I am curious to hear what wireless cards people are using and how successful they have been using them. Model numbers are good... Im looking for a good wireless card that I won't have to spend days and days configuring and pulling my hair out. Thanks in advance

--Mors

----------

## GeneralKane

I always stick with linksys for everything, and that decision has kept my life much less hectic.

----------

## MADcow

orinoco.

only orinoco.... strongest internal antennas and it has an antenna link (pigtail)

great for wardriving  :Smile: 

a tad expensive though, and scanning with it requires some patching, but i can tell you how to do it..

----------

## morsatrit

Any particular orinoco card?  where did u get yours?

----------

## J.M.I.T.

Elsa Vianect MC-11 works with an Orinoco Gold chipset... it's damn cheap... I got one for about 50€. It was worth every cent.

----------

## geek

I will only use Orinoco Gold cards.  They have been very reliable in my experience (only one returned to the manufacturer of over 300 in deployment here).  I'd be sure to get the Orinoco branded one, and not the new model Orinoco with is a Proxim card.  It uses a newer chipset that does not appear to be support in linux yet.  It also lacks the handy external antenna adaptor.  

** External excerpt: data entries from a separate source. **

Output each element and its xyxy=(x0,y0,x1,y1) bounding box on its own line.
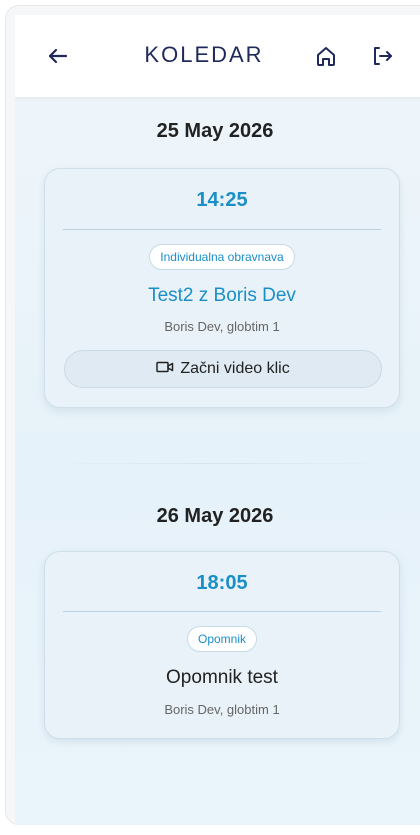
event-title: Opomnik test xyxy=(166,667,278,688)
page-title: KOLEDAR xyxy=(144,42,264,67)
video-camera-icon xyxy=(156,360,174,379)
calendar-screen: KOLEDAR 25 May 2026 14:25 Individualna o… xyxy=(15,15,420,825)
event-time: 18:05 xyxy=(196,572,248,594)
logout-button[interactable] xyxy=(368,44,396,72)
card-divider xyxy=(63,611,381,612)
home-icon xyxy=(314,44,338,73)
event-card[interactable]: 18:05 Opomnik Opomnik test Boris Dev, gl… xyxy=(44,551,400,739)
event-participants: Boris Dev, globtim 1 xyxy=(164,702,280,717)
top-bar: KOLEDAR xyxy=(15,15,420,97)
event-type-badge: Individualna obravnava xyxy=(149,244,295,270)
date-heading: 26 May 2026 xyxy=(156,505,274,527)
event-type-badge: Opomnik xyxy=(186,626,258,652)
badge-row: Opomnik xyxy=(45,626,399,652)
event-participants: Boris Dev, globtim 1 xyxy=(164,319,280,334)
event-title: Test2 z Boris Dev xyxy=(148,285,296,306)
start-video-call-label: Začni video klic xyxy=(180,360,290,377)
badge-row: Individualna obravnava xyxy=(45,244,399,270)
date-heading: 25 May 2026 xyxy=(156,120,274,142)
logout-icon xyxy=(370,44,394,73)
home-button[interactable] xyxy=(312,44,340,72)
card-divider xyxy=(63,229,381,230)
event-card[interactable]: 14:25 Individualna obravnava Test2 z Bor… xyxy=(44,168,400,408)
event-time: 14:25 xyxy=(196,189,248,211)
day-separator xyxy=(45,463,395,464)
start-video-call-button[interactable]: Začni video klic xyxy=(64,350,382,388)
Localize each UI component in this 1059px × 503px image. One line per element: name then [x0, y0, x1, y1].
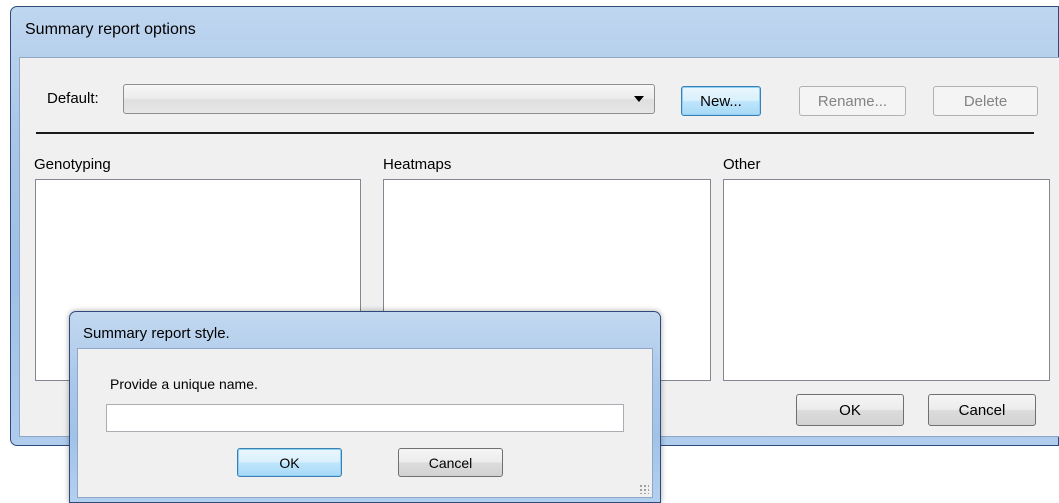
- dialog-title: Summary report style.: [83, 325, 230, 342]
- cancel-button[interactable]: Cancel: [928, 394, 1036, 426]
- dialog-cancel-button[interactable]: Cancel: [398, 448, 503, 477]
- unique-name-prompt: Provide a unique name.: [110, 376, 258, 392]
- dialog-client: Provide a unique name. OK Cancel: [77, 348, 653, 498]
- rename-button[interactable]: Rename...: [799, 86, 906, 116]
- separator-line: [36, 132, 1034, 134]
- new-button[interactable]: New...: [681, 86, 761, 116]
- window-title: Summary report options: [25, 21, 196, 38]
- summary-report-style-dialog: Summary report style. Provide a unique n…: [69, 311, 661, 503]
- dropdown-arrow-icon[interactable]: [634, 96, 644, 102]
- dialog-ok-button[interactable]: OK: [237, 448, 342, 477]
- other-label: Other: [723, 156, 761, 173]
- heatmaps-label: Heatmaps: [383, 156, 452, 173]
- genotyping-label: Genotyping: [34, 156, 111, 173]
- other-listbox[interactable]: [723, 179, 1050, 381]
- delete-button[interactable]: Delete: [933, 86, 1038, 116]
- resize-grip-icon[interactable]: [639, 484, 649, 494]
- ok-button[interactable]: OK: [796, 394, 904, 426]
- default-style-select[interactable]: [123, 84, 655, 114]
- unique-name-input[interactable]: [106, 404, 624, 432]
- default-label: Default:: [47, 90, 99, 107]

My recommendation is Orinoco Gold.

----------

## klarnox

I've had good luck with both of my Netgear MA401 cards.

----------

## jay

I second this. The MA401 is a very relieable card.

----------

## airflow

Don't buy the Netgear MA521! This is what I got for X-Mas, and I have to bring it back and (hopefully) get it exchanged for another card which is not the cheapest crap. The Netgear MA521 uses the Realtek chipset which is only supported by half-binary-drivers from Realtek, depends on a special Kernel-Version, produces Kernel Panics when pulled out the PCMCIA-slot, doesn't support Monitor-mode and can't be used with the normal wireless-tools... But it's cheap, at least. Here (Austria) you can't buy the MA401 anymore (end of product-life or sold out, I don't know).

regards,

airflow

----------

## ScubaStreb

I'll third the recommendation for Orinoco Gold cards.  I had a Pcmcia card which worked awesome with my last laptop.  On my new laptop, I replaced my Intel Mini Pci 802.11b card with a Dell branded Orinoco gold Mini Pci card which works like a charm.  Driver support is great in Linux.

Cheers!

----------

## fleed

If you're looking for 802.11g cards then prismGT based cards are supported (www.prism54.org). I've successfuly used 3Com and Actiontec cards but the 3Com one seems to have a slightly better antena design.

----------